ChoicePoint Settles ID Theft Case, Licks Wounds

ChoicePoint is still doing damage control two years after identity thieves set up fake businesses and bought personal information on 163,000 U.S. residents from the data broker.

A settlement reached this week between ChoicePoint and attorneys general from 43 states and the District of Columbia may well be the tipping point for the company as it works to reclaim its reputation.

At face value, the damages ChoicePoint must pay under the agreement -- US$500,000 to be divided among the states and the district -- appear to be minimal. However, $5 million of the $15 million it paid the Federal Trade Commission last year was dedicated to consumer outreach and education.

"I think that money had some bearing on the AGs' decision not to prosecute further," Deborah Thoren-Peden, a partner in Pillsbury Winthrop Shaw Pittman's corporate and securities practice, told the E-Commerce Times.

Major Changes

Changes ChoicePoint has since put in place have earned accolades among some privacy advocates.

"They have definitely made major improvements," Paul Stephens, a policy analyst with the Privacy Rights Clearinghouse, told the E-Commerce Times. "They had a rude awakening with that initial breach, but then took the responsible approach to make sure it wouldn't happen again."

Thoren-Peden guesses that it is a culmination of these factors, plus the settlement agreement, which also calls for ChoicePoint to implement further protections, that the attorneys general took into account when they decided to settle.

For instance, this will be the first time a data broker has agreed to safeguard all personal information using the same credentialing methods as it uses to safeguard financial information, according to the attorney general for Massachusetts, which is receiving $7,750 in the settlement.

ChoicePoint is obligated by law to protect financial information.

This agreement builds on the one it made with the FTC when it settled in January 2006. Then, the FTC required ChoicePoint to improve its process for accepting clients who obtain information from credit reports. The settlement with the attorneys general requires ChoicePoint to improve its credentialing process for clients that obtain Social Security numbers and other forms of personally sensitive information.

"In this day and age, it is crucial that companies like ChoicePoint that house customer's personal information take the appropriate steps to ensure that this type of information is appropriately safeguarded," stated Massachusetts Attorney General Martha Coakley.

Awaking to the Dangers

2005 awoke consumers to the dangers of identity theft, thanks the sheer numbers of such incidents. ChoicePoint's breach -- in which identity thieves created bogus user IDs to infiltrate its database of consumer information -- was among the earliest high-profile events. That breach was quickly followed by other database break-ins at universities, retailers and various federal government agencies. After the smoke cleared, ChoicePoint became the poster child for all that was wrong with the way companies and agencies protected consumers' data.

This debate ultimately spawned several pieces of legislation in both Congress and state bodies. Some measures, such as the ability to place credit in a freeze, have been successfully shot down after intense lobbying efforts by retailers and other interested parties. Some of these measures will be reintroduced in the current session.

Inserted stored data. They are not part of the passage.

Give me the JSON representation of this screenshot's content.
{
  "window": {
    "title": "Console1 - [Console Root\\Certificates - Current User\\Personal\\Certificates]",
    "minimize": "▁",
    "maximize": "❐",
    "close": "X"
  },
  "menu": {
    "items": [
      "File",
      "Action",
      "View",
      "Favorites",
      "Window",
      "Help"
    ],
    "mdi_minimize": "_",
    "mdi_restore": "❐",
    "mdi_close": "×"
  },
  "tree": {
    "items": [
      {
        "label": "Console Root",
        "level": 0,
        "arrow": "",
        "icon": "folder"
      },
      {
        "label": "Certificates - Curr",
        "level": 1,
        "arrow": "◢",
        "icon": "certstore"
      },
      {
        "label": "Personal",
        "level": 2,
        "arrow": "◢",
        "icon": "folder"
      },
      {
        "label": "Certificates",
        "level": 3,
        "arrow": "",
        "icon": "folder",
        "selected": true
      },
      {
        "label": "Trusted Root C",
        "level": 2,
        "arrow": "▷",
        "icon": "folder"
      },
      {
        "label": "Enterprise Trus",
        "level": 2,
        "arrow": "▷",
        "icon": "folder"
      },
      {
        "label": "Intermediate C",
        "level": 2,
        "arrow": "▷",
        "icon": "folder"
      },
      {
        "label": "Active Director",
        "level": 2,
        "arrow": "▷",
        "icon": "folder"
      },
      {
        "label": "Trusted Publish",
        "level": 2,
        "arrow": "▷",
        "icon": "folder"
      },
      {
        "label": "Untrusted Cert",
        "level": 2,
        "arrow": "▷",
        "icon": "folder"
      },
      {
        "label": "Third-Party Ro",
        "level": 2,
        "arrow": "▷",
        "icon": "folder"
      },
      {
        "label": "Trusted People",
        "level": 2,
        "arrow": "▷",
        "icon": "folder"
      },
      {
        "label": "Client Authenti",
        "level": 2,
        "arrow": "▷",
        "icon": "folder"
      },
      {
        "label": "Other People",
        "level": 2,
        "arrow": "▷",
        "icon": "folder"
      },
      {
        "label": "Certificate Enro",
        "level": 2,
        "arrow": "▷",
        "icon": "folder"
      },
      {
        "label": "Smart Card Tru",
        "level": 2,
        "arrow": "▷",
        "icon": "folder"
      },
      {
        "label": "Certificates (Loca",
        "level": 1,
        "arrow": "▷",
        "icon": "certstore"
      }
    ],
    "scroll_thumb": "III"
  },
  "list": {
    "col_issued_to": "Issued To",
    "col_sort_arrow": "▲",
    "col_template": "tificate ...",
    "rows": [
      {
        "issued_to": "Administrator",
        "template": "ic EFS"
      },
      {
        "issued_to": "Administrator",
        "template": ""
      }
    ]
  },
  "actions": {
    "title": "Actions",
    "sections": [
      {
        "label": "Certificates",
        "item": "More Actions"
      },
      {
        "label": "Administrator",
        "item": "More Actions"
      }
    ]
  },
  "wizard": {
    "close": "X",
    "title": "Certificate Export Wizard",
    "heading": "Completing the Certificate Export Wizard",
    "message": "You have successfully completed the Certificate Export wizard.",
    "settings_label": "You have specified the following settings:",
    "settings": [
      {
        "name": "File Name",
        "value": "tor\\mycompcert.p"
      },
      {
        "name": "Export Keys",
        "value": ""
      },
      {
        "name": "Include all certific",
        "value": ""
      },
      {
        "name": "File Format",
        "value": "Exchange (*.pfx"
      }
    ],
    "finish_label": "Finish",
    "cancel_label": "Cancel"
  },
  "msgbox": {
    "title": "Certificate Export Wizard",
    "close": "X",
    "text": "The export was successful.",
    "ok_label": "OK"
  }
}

While the question of how to best protect people against fraudsters remains unresolved in legal forums, many companies have begun to quietly and not so quietly implement their own practices, Thoren-Peden said. "No one is eager to see their customers' trust erode, and that is what inevitably happens when these breaches occur," she added.

In the Vanguard

ChoicePoint has been assiduously working to establish itself as a model in data protection even before its settlement with the FTC, Matt Furman, a company spokesperson told the E-Commerce Times.

For instance, it now conducts field inspections of every customer that receives or applies to receive data that falls under the Fair Credit Reporting Act.

"We physically go to the business to make sure it is legit. That is something we have done since mid-2005 and was memorialized in our agreement with the FTC and the agreement with the AGs," Furman said.

The company has also begun random audits of its customers to make sure they have given consent for their data to be used in the manner in which they were informed it would be used.

A consumer rights ombudsman has been posted within the company to advocate for consumers, Furman continued.

"That is a new step for us, and I am not sure how many other companies have done something like that," he added.

Other measures aimed at consumer protection include ChoicePoint's offer to provide free of charge to an individual any information that it has gathered about him or her. This service can be accessed at www.ChoiceTrust.com.

"This is a great tool to see if you have been a victim of identity theft," Furman said. It goes beyond monitoring one's credit report in that it can give people a clue if their identity has been co-opted to apply for a new job, or worse, to unsuccessfully commit a crime.

"If someone with your name and identity has filed an insurance claim, bought a house or have gotten arrested, we will know about it," he added.